Yao Shi¹Changju Ma²Tang Xiao Juan³Haojie Su³Yue Lu¹Jianan Wei¹Li Li¹Tianhua Huang¹Xicheng Wang²Xintian Qin²Ying Ding²LING HAN¹Jingjing Wu^1,3*

• ¹Guangdong Provincial Hospital of Traditional Chinese Medicine, Guangzhou, China
• ²The First Affiliated Hospital of Guangdong Pharmaceutical University, Guangzhou, China
• ³The Second Affiliated Hospital of Guangzhou University of Chinese Medicine, Guangzhou, China

Background and aim: Colorectal cancer (CRC) is a prominent worldwide health concern because of its high prevalence and mortality rates. This study explored the role of Ursolic Acid (UA) in preventing the development of CRC and clarified potential mechanisms. Experimental procedure: Differential genes between human normal tissues and colon adenocarcinoma tumor tissues, plus survival analysis were generated on GEPIA2 website. RNA-seq was utilized to screen therapeutic targets after UA added into HT29 cells. AutoDock Vina 1.2.3 was used to carry out molecular docking between GPX4 and UA. Dual-luciferase reporter method was applied to evaluate miR-214-3p/GPX4 and miR-214-3p/Stat3 sponging. Gene overexpression plasmids, miRNA mimics and inhibitors transfection assays were carried out. The morphological alterations in mitochondria were detected based on transmission electron microscopy (TEM). In vivo, the xenograft model of HT29 cells transfected with luciferase gene (HT29-luc) was constructed in nude mice.

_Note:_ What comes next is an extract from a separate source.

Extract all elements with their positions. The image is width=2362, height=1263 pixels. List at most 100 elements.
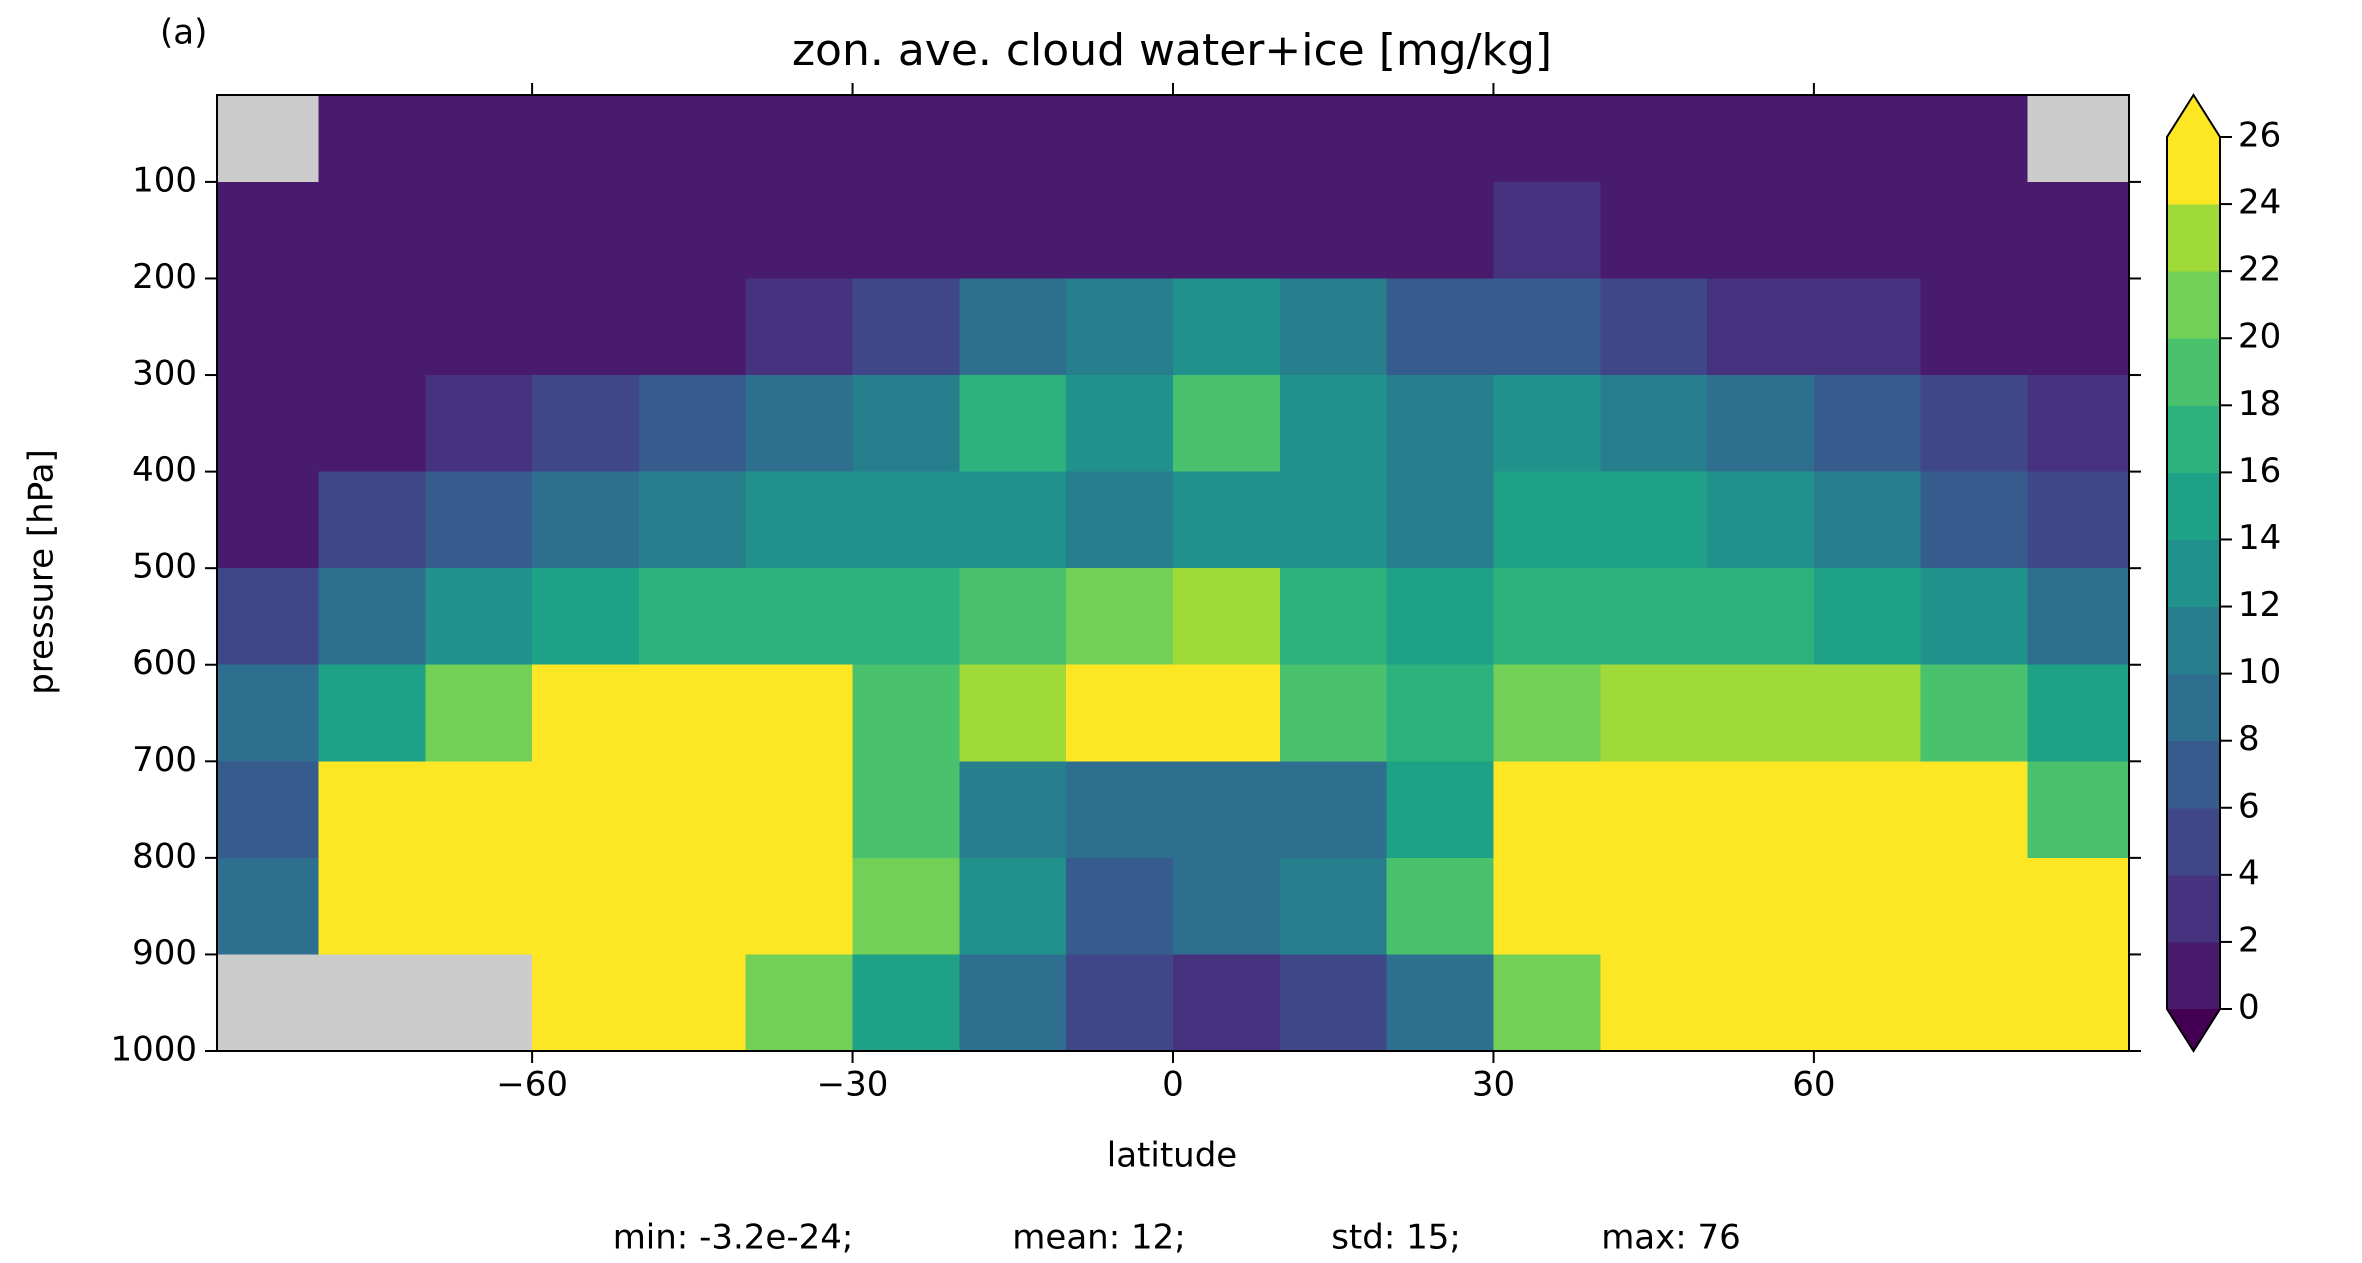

Key results: We found that UA substantially inhibited the proliferation of CRC cells, induced cellular ferroptosis by decreasing the expression of system xc- (SLC7A11 and SLC3A2) and GPX4. Overexpression of Stat3 increased GPX4 expression level. MiR-214-3p mimics can reduce GPX4, p-Stat3 and Stat3 expression levels. MiR-214-3p can bind both GPX4 and Stat3 mRNA 3'UTR. Overexpression of GPX4 and miR-214-3p inhibitors accelerated CRC cells proliferation. MiR-214-3p inhibitors can reverse UA-reduced GPX4 and Stat3 mRNA expression levels. TEM images showed that mitochondrial volume decreased, bilayer membrane density increased, mitochondrial cristae decreased after intervention with UA or miR-214-3p mimics. According to in vivo experiments, UA inhibited CRC tumor growth by regulation of above genes. Conclusions and implications: This study demonstrated that UA could effectively inhibit CRC proliferation by inducing ferroptosis via regulation of system xc-subunits and miR-214-3p/Stat3/GPX4 axis, suggesting UA could serve as a promising anti-colorectal cancer candidate requiring further validation and optimization potent anti-colorectal cancer drug.